On the cover time of Brownian motion on the Brownian continuum random tree

TL;DR

This paper proves a fundamental relationship between cover time and local times for Brownian motion on the Brownian CRT, and shows convergence of random walk cover times on critical Galton-Watson trees to this limit.

Contribution

It establishes the exact cover time characterization for Brownian motion on the Brownian CRT and links it to random walk cover times on Galton-Watson trees, using novel self-similarity and Ray-Knight techniques.

Findings

Cover time equals the infimum of times with positive local times everywhere.

Rescaled cover times of random walks on Galton-Watson trees converge to the CRT cover time.

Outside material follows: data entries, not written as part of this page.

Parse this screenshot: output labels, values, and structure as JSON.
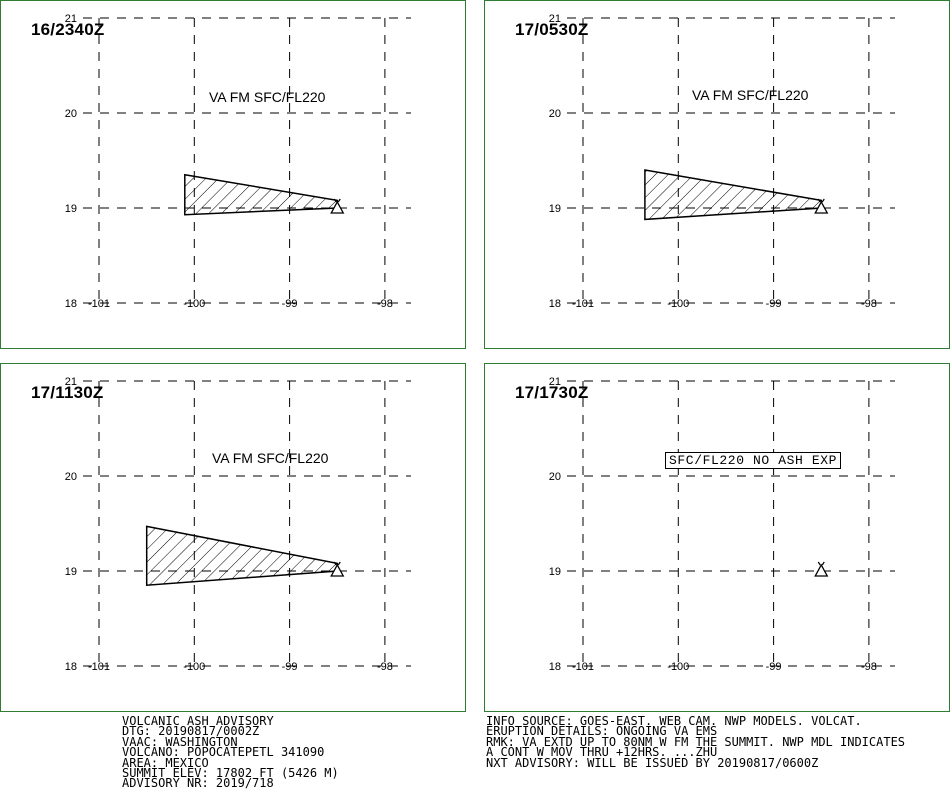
{
  "panels": [
    {
      "time": "16/2340Z",
      "label": "VA FM SFC/FL220",
      "polygon": [
        [
          -100.1,
          19.35
        ],
        [
          -98.5,
          19.08
        ],
        [
          -98.5,
          19.0
        ],
        [
          -100.1,
          18.93
        ]
      ]
    },
    {
      "time": "17/0530Z",
      "label": "VA FM SFC/FL220",
      "polygon": [
        [
          -100.35,
          19.4
        ],
        [
          -98.5,
          19.08
        ],
        [
          -98.5,
          19.0
        ],
        [
          -100.35,
          18.88
        ]
      ]
    },
    {
      "time": "17/1130Z",
      "label": "VA FM SFC/FL220",
      "polygon": [
        [
          -100.5,
          19.47
        ],
        [
          -98.5,
          19.08
        ],
        [
          -98.5,
          19.0
        ],
        [
          -100.5,
          18.85
        ]
      ]
    },
    {
      "time": "17/1730Z",
      "label": "SFC/FL220 NO ASH EXP",
      "polygon": []
    }
  ],
  "map": {
    "lon_ticks": [
      -101,
      -100,
      -99,
      -98
    ],
    "lat_ticks": [
      21,
      20,
      19,
      18
    ],
    "lon_labels": [
      "-101",
      "-100",
      "-99",
      "-98"
    ],
    "lat_labels": [
      "21",
      "20",
      "19",
      "18"
    ],
    "volcano": {
      "lon": -98.5,
      "lat": 19.0
    },
    "grid_color": "#000000",
    "border_color": "#2e7d32"
  },
  "advisory": {
    "line1": "VOLCANIC ASH ADVISORY",
    "line2": "DTG: 20190817/0002Z",
    "line3": "VAAC: WASHINGTON",
    "line4": "VOLCANO: POPOCATEPETL 341090",
    "line5": "AREA: MEXICO",
    "line6": "SUMMIT ELEV: 17802 FT (5426 M)",
    "line7": "ADVISORY NR: 2019/718"
  },
  "info": {
    "line1": "INFO SOURCE: GOES-EAST. WEB CAM. NWP MODELS. VOLCAT.",
    "line2": "ERUPTION DETAILS: ONGOING VA EMS",
    "line3": "RMK: VA EXTD UP TO 80NM W FM THE SUMMIT. NWP MDL INDICATES",
    "line4": "A CONT W MOV THRU +12HRS. ...ZHU",
    "line5": "NXT ADVISORY: WILL BE ISSUED BY 20190817/0600Z"
  }
}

Partially confirms Aldous's 1991 conjecture on cover-and-return times.

Abstract

Upon almost-every realisation of the Brownian continuum random tree (CRT), it is possible to define a canonical diffusion process or `Brownian motion'. The main result of this article establishes that the cover time of the Brownian motion on the Brownian CRT (i.e.\ the time taken by the process in question to visit the entire state space) is equal to the infimum over the times at which the associated local times are strictly positive everywhere. The proof of this result depends on the recursive self-similarity of the Brownian CRT and a novel version of the first Ray-Knight theorem for trees, which is of independent interest. As a consequence, we obtain that the suitably-rescaled cover times of simple random walks on critical, finite variance Galton-Watson trees converge in distribution with respect to their annealed laws to the cover time of Brownian motion on the Brownian CRT. Other families of graphs that have the Brownian CRT as a scaling limit are also covered. Additionally, we partially confirm a 1991 conjecture of David Aldous regarding related cover-and-return times.